4. The populations of the Misinterpreters and Listeners are beautiful to me in their lunacy. Are these populations supposed to represent something more than what they are in this story? (Do you think a writer has an obligation to makes his/her characters and/or landscapes representative of something outside the work they live in, or does the writer have an obligation to avoid such symbolism? Or is neither an obligation?)
All they represent for me is two opposing responses to a particular imaginary song. Everything else is left up to the reader. If they represent other things for other readers, that's cool. If a reader wants to bring a meaning or interpretation to a piece of fiction I write, I am 100% down with that. I don’t think a writer of fiction has any obligation beyond the primary one: keeping a reader interested. Keeping the reader from being bored.
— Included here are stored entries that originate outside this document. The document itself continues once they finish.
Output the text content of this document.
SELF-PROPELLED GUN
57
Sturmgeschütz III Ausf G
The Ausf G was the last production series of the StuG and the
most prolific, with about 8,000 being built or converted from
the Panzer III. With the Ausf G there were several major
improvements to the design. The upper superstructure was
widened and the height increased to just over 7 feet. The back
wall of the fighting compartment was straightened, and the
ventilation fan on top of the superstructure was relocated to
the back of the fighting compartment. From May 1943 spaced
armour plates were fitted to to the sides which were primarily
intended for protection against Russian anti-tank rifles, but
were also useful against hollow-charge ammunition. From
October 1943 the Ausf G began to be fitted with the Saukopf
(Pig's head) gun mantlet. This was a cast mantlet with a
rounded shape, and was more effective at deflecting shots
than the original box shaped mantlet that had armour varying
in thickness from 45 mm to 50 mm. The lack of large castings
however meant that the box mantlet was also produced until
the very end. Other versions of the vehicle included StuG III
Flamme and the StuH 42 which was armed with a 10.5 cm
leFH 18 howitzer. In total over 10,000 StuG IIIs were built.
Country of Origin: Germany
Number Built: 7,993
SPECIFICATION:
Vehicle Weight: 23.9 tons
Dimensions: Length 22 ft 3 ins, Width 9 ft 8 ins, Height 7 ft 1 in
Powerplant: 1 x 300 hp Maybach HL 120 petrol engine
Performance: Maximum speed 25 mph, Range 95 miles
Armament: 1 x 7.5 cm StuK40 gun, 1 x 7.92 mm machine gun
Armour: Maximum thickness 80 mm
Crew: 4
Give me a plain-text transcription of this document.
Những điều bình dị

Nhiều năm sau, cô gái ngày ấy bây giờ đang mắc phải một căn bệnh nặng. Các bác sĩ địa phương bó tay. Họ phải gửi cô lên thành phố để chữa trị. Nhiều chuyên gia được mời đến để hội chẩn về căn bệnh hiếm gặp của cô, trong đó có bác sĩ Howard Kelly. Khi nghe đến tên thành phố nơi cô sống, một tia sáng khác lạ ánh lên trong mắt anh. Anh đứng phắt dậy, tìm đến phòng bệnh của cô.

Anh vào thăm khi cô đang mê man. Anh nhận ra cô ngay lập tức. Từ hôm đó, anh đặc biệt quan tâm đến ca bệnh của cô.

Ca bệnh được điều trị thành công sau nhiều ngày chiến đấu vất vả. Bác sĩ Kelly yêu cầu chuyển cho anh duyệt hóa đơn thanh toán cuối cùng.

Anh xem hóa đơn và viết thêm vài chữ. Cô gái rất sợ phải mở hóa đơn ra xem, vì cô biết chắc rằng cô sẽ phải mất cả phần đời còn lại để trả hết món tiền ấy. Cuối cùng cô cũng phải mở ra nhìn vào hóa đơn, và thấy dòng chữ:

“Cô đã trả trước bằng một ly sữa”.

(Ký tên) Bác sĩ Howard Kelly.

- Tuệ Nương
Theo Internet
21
5. I find your depiction of hysteria in the second song strange and wonderful, a cataclysm without death. Can you talk about how you decided upon and/or developed this brand of hysteria?
The hysteria was dictated by the destruction. I was thinking about how people listen to songs over and over again. I was also thinking about a song that could level a city. There are probably many ways a song could destroy a city. This is just the one I picked.
Do you know that song, "Precision Auto" by Superchunk? Just listen to that song ten times in a row. That's the real answer.
6. The third song's final image suggests peace in the form of sleep as an end to insomnia, brought on by the painstakingly-achieved sound of the musicians. Do you view this as a resolution? (Do you think resolution is important in this or in any of your other works?)
I do see the sleeping as a resolution, though maybe it’s a bit of a cop out, almost too easy. It always had to end there though.
7. What are you reading these days? Do you ever read something and think, "I wish I'd written this" or "I want to write like this," or are you able to avoid this sort of envy?
I've been reading a lot of poetry from Matthew Rohrer and Heather Christle. Also Mary Ruefle's Selected Poems. I just finished Italo Calvino's Invisible Cities. Just started Jane Eyre--usually, this kind of novel is not my thing, but I’m loving it so far. I get the “I wish I’d written this” thing all the time, but I see it as inspiration, not envy. It’s more like “I want to write something as good as this.”
8. What are you writing these days? Do you have plans to embark on a large work?
I’m still working on song-stories, and I hope to put a bunch of them together into a book.